"Is that you, Charlie," he asked her.
"Not Charlie," she answered. "Cyclona."
"I beg yoah pahdon," he said. "Ve'y often now you seem to me to be Charlie. I don't know why."
"Tell me more about the Princess," soothed Cyclona, "is she so beautiful?"
"Beautiful," echoed Seth. "She is fit fo' any palace, she is so beautiful. And when the Wise Men come out of the East we will build it fo' her. It shall have gold do'knobs and jewelled ornaments and rare birds of gay plumage to sing and keep her company, and painted ceilings and little cupids carved in mahble, and theah shall be graven images set on onyx pedestals and some curious Hindoo gods squatting, and a Turkish room of red lights dimmed by little carved lanterns and rich, rare rugs and pictuahs by great mastahs in gilded frames, and walls lined with the books she loves best in royal bindings.... And she shall have servants to wait upon her and do her bidding and we will send to Paris fo' her gowns and her bonnets and her wraps. And she shall have carriages and coachmen and footmen. A Victoria, I think I shall odah fo' her, ve'y elegant, lined with blue to match her eyes.... No—that would be too light. Her eyes are beautiful, Cyclona. Don't think fo' a moment that they are not, but can you undahstan', I wondah, how eyes can be ve'y beautiful and yet of a cold and steely blue that sometimes freezes the blood in youah veins? A little too light, perhaps, and that gives them the look of cleah cold cut steel.
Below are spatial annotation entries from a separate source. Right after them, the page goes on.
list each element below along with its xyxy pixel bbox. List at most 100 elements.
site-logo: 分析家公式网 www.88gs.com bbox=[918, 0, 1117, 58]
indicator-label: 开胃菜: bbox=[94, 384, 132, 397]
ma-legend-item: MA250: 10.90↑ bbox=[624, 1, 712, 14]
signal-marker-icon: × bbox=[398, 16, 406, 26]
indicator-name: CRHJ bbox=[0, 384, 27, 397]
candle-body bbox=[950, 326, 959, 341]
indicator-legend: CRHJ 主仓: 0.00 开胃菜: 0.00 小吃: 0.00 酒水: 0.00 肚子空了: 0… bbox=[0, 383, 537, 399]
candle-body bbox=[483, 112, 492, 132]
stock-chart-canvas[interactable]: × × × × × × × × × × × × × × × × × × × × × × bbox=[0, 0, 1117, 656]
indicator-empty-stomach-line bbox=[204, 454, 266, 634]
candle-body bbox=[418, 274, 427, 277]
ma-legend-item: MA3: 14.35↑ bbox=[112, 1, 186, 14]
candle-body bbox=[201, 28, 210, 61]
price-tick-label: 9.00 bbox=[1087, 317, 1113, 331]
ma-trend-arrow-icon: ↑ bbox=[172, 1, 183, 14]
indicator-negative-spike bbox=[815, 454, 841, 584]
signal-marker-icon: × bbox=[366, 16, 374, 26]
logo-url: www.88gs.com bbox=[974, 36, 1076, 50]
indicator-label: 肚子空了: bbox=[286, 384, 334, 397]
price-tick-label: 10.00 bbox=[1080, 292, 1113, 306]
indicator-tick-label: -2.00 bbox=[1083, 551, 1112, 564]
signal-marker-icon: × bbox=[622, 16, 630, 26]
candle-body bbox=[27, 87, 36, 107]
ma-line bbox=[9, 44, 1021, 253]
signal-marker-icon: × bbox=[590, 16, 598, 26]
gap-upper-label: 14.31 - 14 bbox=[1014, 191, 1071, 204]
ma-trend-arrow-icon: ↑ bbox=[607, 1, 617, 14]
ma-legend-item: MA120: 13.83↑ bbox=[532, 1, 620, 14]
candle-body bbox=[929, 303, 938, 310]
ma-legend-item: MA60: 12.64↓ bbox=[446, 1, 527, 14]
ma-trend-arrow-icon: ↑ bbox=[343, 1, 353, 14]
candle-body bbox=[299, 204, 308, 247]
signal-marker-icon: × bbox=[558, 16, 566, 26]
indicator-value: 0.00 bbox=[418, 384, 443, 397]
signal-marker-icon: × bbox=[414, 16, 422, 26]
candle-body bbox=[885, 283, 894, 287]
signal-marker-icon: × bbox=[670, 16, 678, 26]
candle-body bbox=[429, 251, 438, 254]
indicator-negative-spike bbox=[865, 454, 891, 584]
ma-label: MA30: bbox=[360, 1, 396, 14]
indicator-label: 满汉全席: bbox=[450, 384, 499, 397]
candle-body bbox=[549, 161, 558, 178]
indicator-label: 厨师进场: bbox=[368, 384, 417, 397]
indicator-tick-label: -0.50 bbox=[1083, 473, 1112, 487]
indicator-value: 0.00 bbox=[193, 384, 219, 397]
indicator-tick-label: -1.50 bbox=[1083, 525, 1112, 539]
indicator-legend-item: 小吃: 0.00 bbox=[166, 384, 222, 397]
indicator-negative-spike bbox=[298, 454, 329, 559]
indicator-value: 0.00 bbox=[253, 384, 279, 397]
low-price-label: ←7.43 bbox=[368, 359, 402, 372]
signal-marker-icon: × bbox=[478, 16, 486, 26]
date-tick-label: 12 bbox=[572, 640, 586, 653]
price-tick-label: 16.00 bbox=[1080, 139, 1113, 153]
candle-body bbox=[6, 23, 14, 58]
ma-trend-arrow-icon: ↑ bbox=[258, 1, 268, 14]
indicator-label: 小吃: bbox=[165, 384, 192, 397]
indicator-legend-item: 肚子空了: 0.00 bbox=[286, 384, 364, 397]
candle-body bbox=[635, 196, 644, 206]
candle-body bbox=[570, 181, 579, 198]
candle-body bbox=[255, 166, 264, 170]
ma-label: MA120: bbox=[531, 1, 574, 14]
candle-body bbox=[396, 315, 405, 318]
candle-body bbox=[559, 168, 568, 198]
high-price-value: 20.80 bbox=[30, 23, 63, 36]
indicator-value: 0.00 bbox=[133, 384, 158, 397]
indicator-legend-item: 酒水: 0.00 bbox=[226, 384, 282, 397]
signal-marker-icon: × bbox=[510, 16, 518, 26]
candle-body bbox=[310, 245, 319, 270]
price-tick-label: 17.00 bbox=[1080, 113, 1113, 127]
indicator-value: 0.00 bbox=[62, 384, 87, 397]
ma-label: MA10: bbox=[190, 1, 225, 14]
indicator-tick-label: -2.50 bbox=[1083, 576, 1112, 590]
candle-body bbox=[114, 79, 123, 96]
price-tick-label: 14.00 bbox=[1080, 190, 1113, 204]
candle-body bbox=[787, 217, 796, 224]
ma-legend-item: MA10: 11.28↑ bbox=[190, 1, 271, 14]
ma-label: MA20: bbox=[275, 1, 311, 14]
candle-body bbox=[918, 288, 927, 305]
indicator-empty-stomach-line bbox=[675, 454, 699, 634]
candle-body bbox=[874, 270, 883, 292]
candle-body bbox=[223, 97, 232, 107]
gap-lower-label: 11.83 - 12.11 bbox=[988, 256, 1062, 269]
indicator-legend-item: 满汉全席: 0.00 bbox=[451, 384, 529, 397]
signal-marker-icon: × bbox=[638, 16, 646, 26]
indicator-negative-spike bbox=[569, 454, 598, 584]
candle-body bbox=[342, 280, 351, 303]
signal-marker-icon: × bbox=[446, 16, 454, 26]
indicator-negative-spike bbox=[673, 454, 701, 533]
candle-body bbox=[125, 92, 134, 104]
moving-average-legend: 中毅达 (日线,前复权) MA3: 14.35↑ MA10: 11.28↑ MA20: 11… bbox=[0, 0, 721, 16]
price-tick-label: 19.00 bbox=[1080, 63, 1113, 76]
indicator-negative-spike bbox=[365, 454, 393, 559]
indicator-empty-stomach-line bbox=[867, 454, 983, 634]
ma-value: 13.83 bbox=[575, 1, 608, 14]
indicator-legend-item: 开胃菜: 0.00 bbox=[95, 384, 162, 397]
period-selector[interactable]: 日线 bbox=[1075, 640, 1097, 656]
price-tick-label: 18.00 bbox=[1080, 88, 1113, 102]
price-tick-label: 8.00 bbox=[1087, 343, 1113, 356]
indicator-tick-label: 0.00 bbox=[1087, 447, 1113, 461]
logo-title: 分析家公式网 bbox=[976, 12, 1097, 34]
"I shall have the linings of her Victoria light, but not quite so light, a little dahkah and wahmah, perhaps, the footmen with a livery to match. That goes without sayin'. And she shall have outridahs, too, if she likes, as in the olden time back theah at home in the South. No grand dame of the ole and splendid South she loves so well shall be so grand as she, shall be so splendid as she when we shall have finished the beautiful house fo' her.
"Cyclona," wildly, "how could we expect a little delicate frail Southern woman to come and live in a hole in the ground. How could we? Why shouldn't she hate the wind? Ah! We must still the winds! We must still the winds! But how?"
At this Seth was wont to rise, to walk the circumscribed length of his miserable dwelling and to worry his soul.
"How shall we still the winds?" he would moan. "How shall we still the winds that the soun' of them shall not disturb her?"